If you're a gamer, you probably know that using the integrated graphics built in to your computer's processor, instead of a full-fledged, discrete graphics card, is about like eating meatloaf instead of steak.
In a nutshell, trying to cram high-performance graphics into a teeny tiny CPU is tough, because there just isn't enough space for all the extra transistors that you'd need, not to mention that thermals would become a big concern. But, it is also true that integrated graphics have gotten a lot better over the years, and there's actually a huge demand for quality, integrated solutions.
To explore this further, we spoke with Nick Majeskovic and John Webb of Intel, and we'd like to thank them for their time and contribution.
Part of the reason that integrated graphics have improved to the point where you can play games in HD, that is, assuming you have reasonable expectations regarding frame rates and visual quality, is that transistor sizes have continued to shrink. We've gone from having CPUs based on the 32 nanometer process by in 2010, to under half of that in the last 10 years. More transistors means that not only do you get more processing muscle, but you don't need as much electrical power to get the same level of performance, which reduces heat output. But manufacturers could have used those extra transistors to help with CPU performance. So why improve graphics that many customers won't even use?

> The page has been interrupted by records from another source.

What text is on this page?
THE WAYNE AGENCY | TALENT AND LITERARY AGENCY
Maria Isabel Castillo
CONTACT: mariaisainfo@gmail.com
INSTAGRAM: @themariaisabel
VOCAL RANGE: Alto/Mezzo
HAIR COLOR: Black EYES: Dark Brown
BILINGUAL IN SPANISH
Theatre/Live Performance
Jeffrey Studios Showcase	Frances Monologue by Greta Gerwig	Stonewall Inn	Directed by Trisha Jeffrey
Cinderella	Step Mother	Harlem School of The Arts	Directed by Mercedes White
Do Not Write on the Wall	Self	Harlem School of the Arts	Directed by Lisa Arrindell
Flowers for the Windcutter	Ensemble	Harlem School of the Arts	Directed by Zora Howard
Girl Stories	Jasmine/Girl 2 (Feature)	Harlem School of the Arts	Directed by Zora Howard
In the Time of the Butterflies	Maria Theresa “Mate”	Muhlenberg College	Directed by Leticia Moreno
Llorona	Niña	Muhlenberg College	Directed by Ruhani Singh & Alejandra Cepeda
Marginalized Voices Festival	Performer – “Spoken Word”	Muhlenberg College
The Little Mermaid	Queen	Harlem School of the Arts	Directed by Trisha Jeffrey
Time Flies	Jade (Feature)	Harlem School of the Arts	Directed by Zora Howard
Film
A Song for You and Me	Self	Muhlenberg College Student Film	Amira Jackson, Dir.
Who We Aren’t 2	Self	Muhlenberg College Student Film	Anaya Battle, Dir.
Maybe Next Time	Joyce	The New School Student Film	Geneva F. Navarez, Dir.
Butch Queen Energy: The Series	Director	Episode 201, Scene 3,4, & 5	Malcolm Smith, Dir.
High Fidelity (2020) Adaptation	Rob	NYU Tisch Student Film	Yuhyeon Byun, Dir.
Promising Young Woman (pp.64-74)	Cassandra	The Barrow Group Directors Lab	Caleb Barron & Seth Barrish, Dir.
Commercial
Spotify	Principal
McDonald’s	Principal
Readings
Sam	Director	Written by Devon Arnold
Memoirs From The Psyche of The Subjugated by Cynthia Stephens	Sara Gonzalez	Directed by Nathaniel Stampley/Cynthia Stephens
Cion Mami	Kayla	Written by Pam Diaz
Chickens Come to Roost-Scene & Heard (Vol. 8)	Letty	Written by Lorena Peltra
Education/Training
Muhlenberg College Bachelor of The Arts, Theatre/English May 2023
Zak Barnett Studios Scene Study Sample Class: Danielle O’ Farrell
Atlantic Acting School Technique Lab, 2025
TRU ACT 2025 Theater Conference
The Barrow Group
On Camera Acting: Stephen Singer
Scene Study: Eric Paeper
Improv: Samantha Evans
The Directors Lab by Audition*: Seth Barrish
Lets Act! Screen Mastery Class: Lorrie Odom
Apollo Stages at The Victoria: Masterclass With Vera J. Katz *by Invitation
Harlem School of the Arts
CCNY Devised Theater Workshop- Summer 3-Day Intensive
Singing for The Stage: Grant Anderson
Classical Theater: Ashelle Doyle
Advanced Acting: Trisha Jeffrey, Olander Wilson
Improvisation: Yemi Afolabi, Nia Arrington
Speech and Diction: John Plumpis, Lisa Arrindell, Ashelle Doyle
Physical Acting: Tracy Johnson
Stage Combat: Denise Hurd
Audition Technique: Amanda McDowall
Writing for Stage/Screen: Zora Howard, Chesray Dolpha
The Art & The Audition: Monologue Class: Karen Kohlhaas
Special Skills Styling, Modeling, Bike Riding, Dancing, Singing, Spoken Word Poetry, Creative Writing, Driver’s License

Thing is, I clearly underestimated it, but the market for quality IGPU solutions has been there for a while, and is absolutely huge. Despite the fact that many PC gamers are more interested in higher-tier discrete graphics cards, there are plenty of others who just want their favorite titles to be playable, without breaking the bank, or draining their laptop's battery. And the progress has been such that with solutions like AMD's RX Vega graphics-equipped APUs, and Intel's upcoming XE-based products, the market for budget graphics cards is all but dead, because they can't compete with what's already on the system for free.
And aside from gaming, onboard GPUs handle a variety of everyday tasks, like improving video playback, and productivity. So, many people actually use their integrated graphics even if they have a discrete card, without even knowing it, which has driven companies like Intel and AMD to design their chips to deliver a certain baseline of performance with their graphics solutions, for a broad audience. With this in mind then, chip manufacturers have set out to make integrated graphics not only powerful enough to handle gaming, but also efficient enough for other tasks on laptops and tablets. They've done this by adding fixed-function units, so parts of the processor that are extremely good at one thing, and do basically nothing else, and through more general architectural improvements.
The architecture of a chip is how the transistors all connect to each other. And we're always learning new ways to make it better. They also use tricks like dynamic tuning, which uses software to allocate power between the CPU and GPU part, depending on what the system is doing, using data from thermal sensors. This was seen on Kaby Lake G, a series of laptop processors from a few years ago that combined separate dies for the CPU and GPU, on a single package.
There are still limitations to how large you can make an integrated GPU, as we discussed previously. But manufacturers have, at times, dedicated extra space to graphics, like in Intel's Iris Plus, for Ice Lake, which uses more die space for graphics execution units as well as for media encoding, and decoding, which is increasingly important, as we demand higher, and higher definition audio and video without killing our batteries. And, the use of chiplets, could make it cheaper for manufacturers to take this approach, to slapping a little bit less graphics silicone on this basic product, and a little bit more on a more multimedia-focused product.
So, the answer then, as it turns out, is that the higher performance, is something of a side effect of a huge push in the industry to optimize the cost and power efficiency of, especially mobile devices, through a combination of hardware and software improvements.
DX12 Ultimate, for example, could actually enable integrated graphics to run ray tracing in the future, not necessarily well, I mean we're not saying to ditch your $500 graphics card. It's just that the future does look pretty bright for gamers operating on tighter budgets, especially if you like to take your games with you on the road.